Exploring AMD’s Ambitious ROCm Initiative

Support for Other Languages

The versatile LLVM/​Clang compiler infrastructure means ROCm supports a wide range of programmer preferences within the C/​C++ language family, from standard C, to standard C++, to STL parallel extensions, to the turbo-charged GPU-based features embodied in C++ AMP. HIP and the HIP conversion options bring CUDA into the mix. Beyond C and C++, the ROCm platform also supports Python Anaconda. Anaconda is a specialized version of Python tailored for scientific computing and large-scale data processing. ROCm also provides native support for the OpenCL (Open Compute Language) framework.
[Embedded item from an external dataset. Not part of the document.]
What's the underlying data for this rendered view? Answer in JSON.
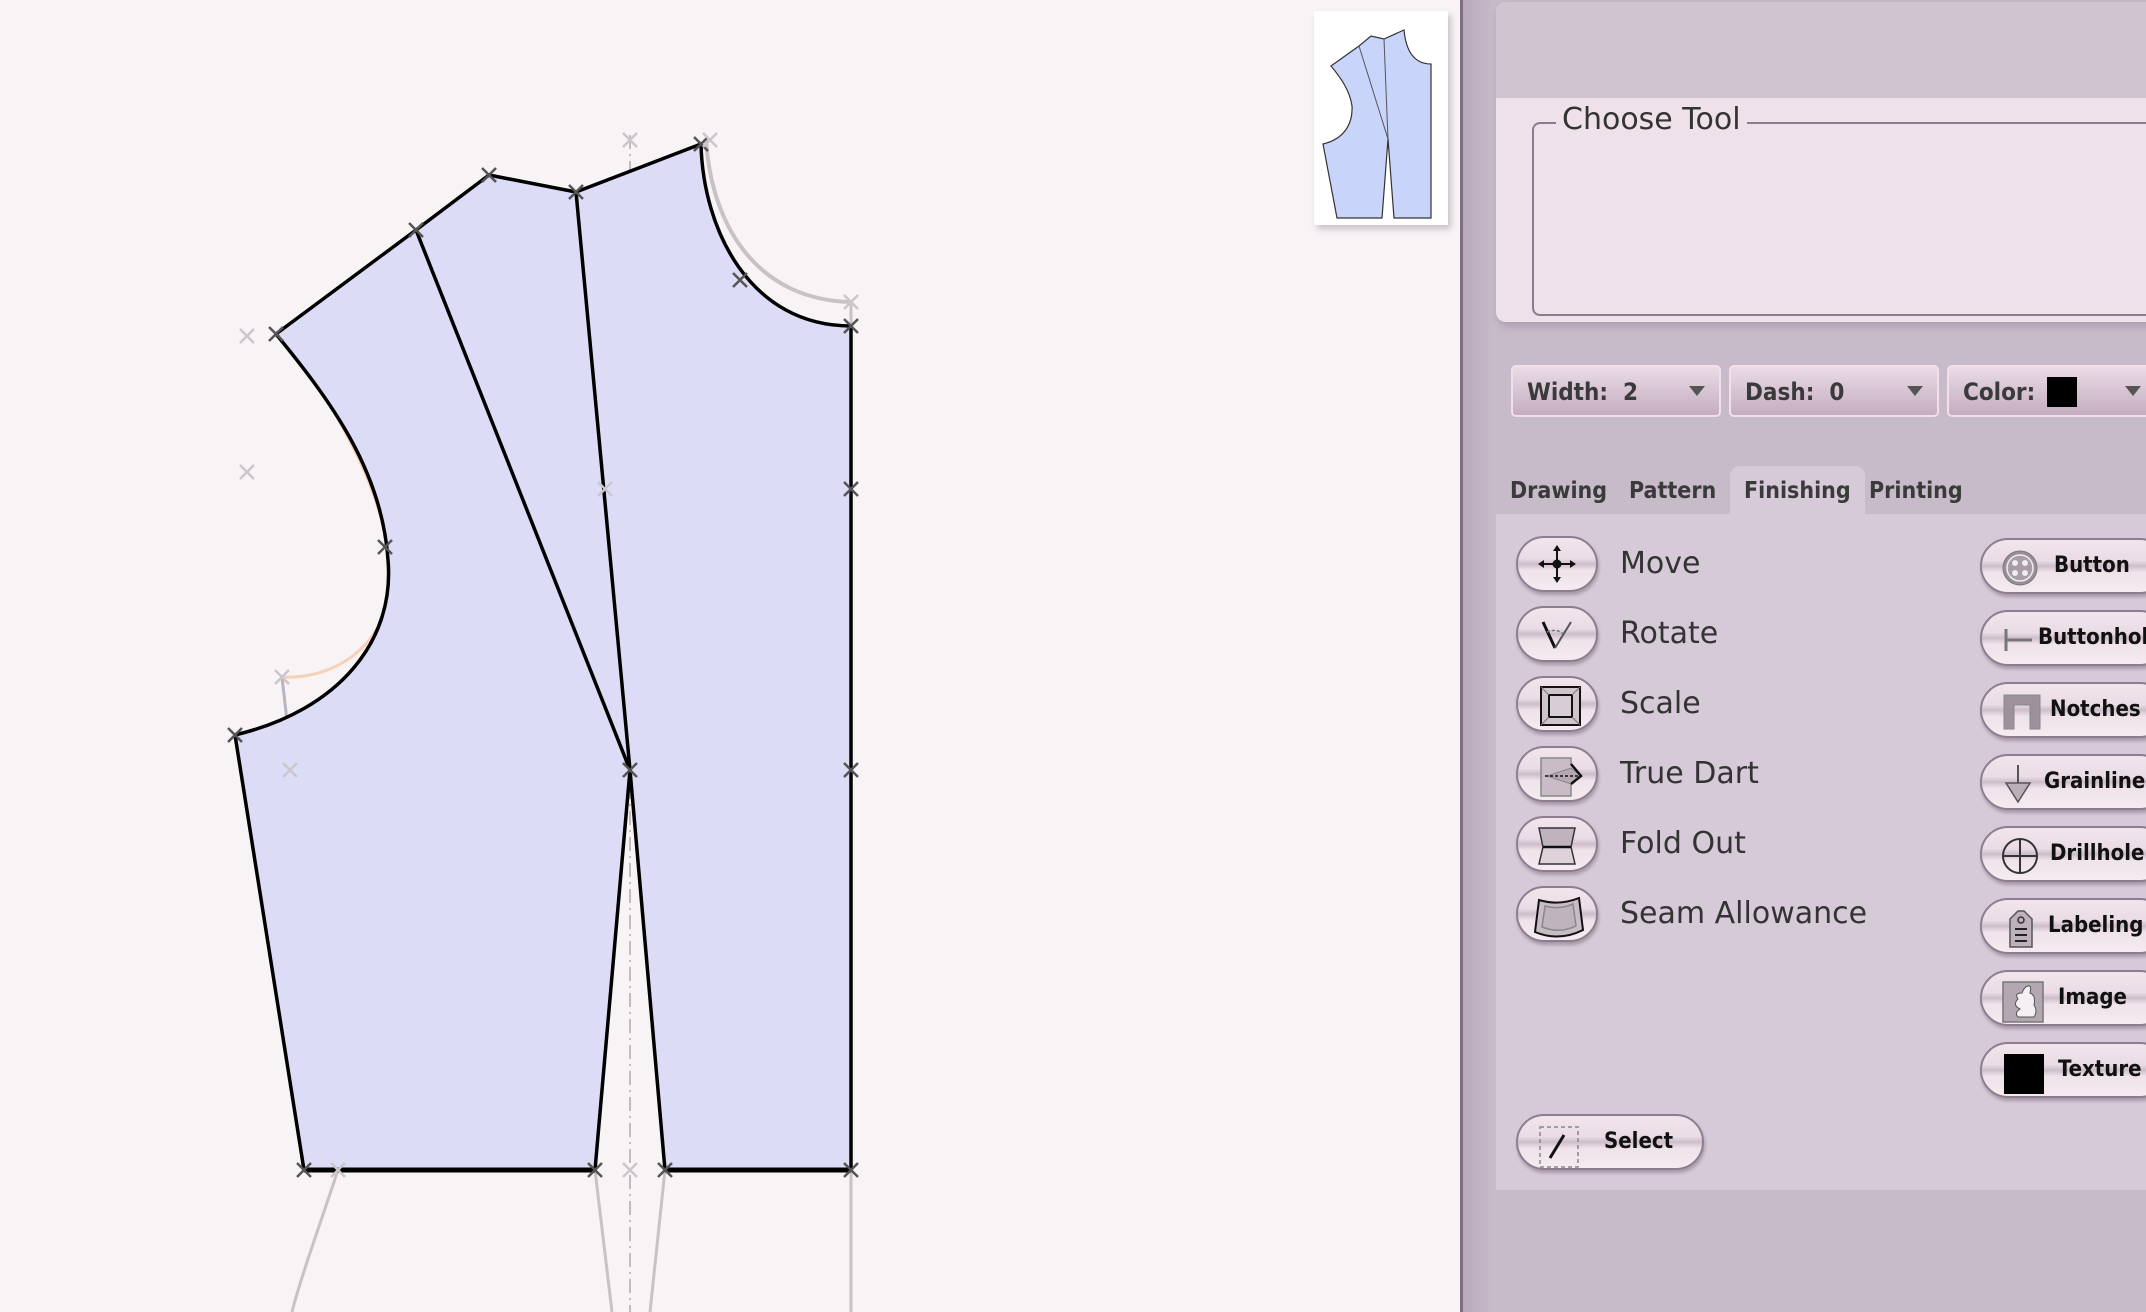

OpenCL is an open standard maintained by the nonprofit Khronos group that was originally envisioned as a heterogeneous framework for supporting CPU- and GPU-based computing in parallel programming environments. In other words, OpenCL has some goals that are very similar to ROCm. AMD is a member of the Khronos group and has invested heavily over the years in OpenCL as a framework for GPU-accelerated programming.

The OpenMP parallel programming API supports offloading to Radeon GPUs through Clang, so developers can access the advanced capabilities of Radeon GPUs from within OpenMP.

HSA-Compliant System Runtime

The foundation for the ROCm environment is the ROCm kernel driver and system runtime stack. The ROCr system runtime API, which resides above the kernel driver, is a language-independent runtime that complies with Heterogeneous System Architecture (HSA) specifications. HSA is an industry standard designed to support the integration of GPUs and CPUs with shared tasks and scheduling.

The modular form of the ROCm system runtime stack means the system runtime could one day support additional programming languages and additional hardware acceleration devices. In the true spirit of heterogeneous computing, the kernel layer below is also implemented as a separate module to facilitate easy porting to other kernel environments.

ROCm also supports a number of powerful APIs and libraries to optimize performance for GPU-based HPC scenarios. For instance, the RCCL (pronounced “rickle”) collective library is a powerful tool for supporting multiple GPUs on a single node in single- and multi-process operations, as well as extending the environment to include multi-node communication.